With Fawn. To walk to the cemetery to visit Santi’s grave and ask her questions, hard questions, about boys.

 

 

HOW TO LOOK (BOTH) BOTH WAYS


FATIMA MOSS talks to only one person on her way home from school. And before she talks to that person she keeps a checklist of all the things on her journey that have changed. And all the things that have stayed the same. That one person and their sameness or differentness included.

This is that checklist.

Bell rings for five seconds.

Twenty-eight students (twenty-nine, including me) dash from Ms. Broome’s English class. Difference: Today, Trista Smith and Britton Burns ran faster than everyone. Almost knocked Sam Mosby over.

 

3. I take off.

The whole school crowds into the hallway.

It’s so noisy I can’t hear myself think.

I stop at my locker to get this notebook, which I keep there where it’s safe. So I can hear myself think.

The combination to my lock is the same.

I get it wrong.

I panic and think someone has switched my lock, which means I may never get my notebook.

I try the combination again and it works.

The combination to my lock is the same.

I grab this notebook, get the books I’ll need for homework, which is usually none because I usually get all my homework done before school is over. Difference: But today I have homework. English. Ms. Broome wants us to imagine ourselves as objects. Any object we want. And write about it.

Doesn’t require a book though.

 

I head from my locker to the school doors. Between seventy-seven and eighty-four steps, depending on if Ms. Wockley is yelling at anyone in the middle of the hallway. Today she was yelling at Simeon Cross for running down the hall with Kenzi Thompson on his back. Again. (Technically not a difference.) Today it took eighty-one.

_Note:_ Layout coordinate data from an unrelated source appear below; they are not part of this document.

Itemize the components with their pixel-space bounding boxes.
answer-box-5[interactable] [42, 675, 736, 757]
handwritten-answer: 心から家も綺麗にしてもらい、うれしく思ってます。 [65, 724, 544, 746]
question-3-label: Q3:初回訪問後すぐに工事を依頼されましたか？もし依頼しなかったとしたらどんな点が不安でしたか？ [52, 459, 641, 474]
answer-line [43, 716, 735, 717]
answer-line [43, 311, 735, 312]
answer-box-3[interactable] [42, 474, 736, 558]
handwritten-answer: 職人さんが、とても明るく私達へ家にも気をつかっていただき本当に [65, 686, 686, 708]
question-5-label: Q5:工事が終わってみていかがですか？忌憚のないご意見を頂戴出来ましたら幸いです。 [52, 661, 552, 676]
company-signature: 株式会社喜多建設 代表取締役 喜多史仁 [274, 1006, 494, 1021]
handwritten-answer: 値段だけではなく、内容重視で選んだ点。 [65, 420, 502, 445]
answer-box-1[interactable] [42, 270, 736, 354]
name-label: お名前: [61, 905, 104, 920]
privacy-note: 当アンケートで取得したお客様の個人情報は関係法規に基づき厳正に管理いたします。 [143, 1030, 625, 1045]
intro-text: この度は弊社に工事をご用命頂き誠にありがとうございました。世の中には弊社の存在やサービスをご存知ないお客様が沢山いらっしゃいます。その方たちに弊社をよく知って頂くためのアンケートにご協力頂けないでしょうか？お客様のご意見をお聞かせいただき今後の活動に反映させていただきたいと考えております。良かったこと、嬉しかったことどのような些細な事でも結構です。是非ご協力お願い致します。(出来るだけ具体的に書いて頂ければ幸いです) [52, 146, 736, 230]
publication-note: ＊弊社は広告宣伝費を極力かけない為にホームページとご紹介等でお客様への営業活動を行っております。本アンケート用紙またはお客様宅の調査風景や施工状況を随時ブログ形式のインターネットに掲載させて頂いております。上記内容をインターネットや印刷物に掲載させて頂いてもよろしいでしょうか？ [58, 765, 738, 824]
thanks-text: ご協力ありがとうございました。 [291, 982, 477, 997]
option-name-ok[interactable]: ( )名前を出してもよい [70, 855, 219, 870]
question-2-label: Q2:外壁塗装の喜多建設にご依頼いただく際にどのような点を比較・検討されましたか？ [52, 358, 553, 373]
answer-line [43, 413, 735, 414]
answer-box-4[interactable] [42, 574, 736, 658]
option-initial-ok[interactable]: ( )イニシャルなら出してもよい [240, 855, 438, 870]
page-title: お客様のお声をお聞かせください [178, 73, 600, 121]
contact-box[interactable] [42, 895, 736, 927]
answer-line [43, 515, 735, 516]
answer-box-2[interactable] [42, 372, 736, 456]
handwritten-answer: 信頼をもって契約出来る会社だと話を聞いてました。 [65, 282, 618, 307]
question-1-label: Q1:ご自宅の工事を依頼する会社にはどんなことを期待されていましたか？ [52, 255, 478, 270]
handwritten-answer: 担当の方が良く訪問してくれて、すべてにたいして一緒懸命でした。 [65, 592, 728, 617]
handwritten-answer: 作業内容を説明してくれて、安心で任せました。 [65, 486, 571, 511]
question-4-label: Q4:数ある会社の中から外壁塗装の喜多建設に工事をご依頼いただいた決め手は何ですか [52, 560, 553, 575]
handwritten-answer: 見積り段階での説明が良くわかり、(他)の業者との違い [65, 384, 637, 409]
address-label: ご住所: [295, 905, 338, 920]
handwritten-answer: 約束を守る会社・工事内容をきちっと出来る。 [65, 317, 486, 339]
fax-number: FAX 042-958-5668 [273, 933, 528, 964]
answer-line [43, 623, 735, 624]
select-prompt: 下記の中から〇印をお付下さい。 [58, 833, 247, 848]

Exit the building. The double doors are always open.

Six school buses out front. Two lines of cars for pickup. Mr. Johnson is directing traffic.

Between eighty-six and ninety-four steps to the corner where the crossing guard, Ms. Post, stands.

“Hi, Fatima,” she says. Difference: Today she said, “Hey, Fatima.”

 

Ms. Post’s son, Canton, sits at the stop sign on the corner holding a broom. With no broomstick. It’s weird. But not weird because he’s always there.

I keep walking straight. Don’t have to cross the street.

I count the signs (already one stop sign), hydrants, and major cracks in the sidewalk. Not all the cracks. That would be too hard. Too many. But the big ones.

Don’t walk too fast. Have to take note of all the houses too. How they look.

They all look the same. They all look like they’re made of graham crackers. They all look like the houses I drew when I was like six. Box with a triangle on top. Except bigger. They all have big windows. I think they all have beige carpet inside. And a front room no one sits in.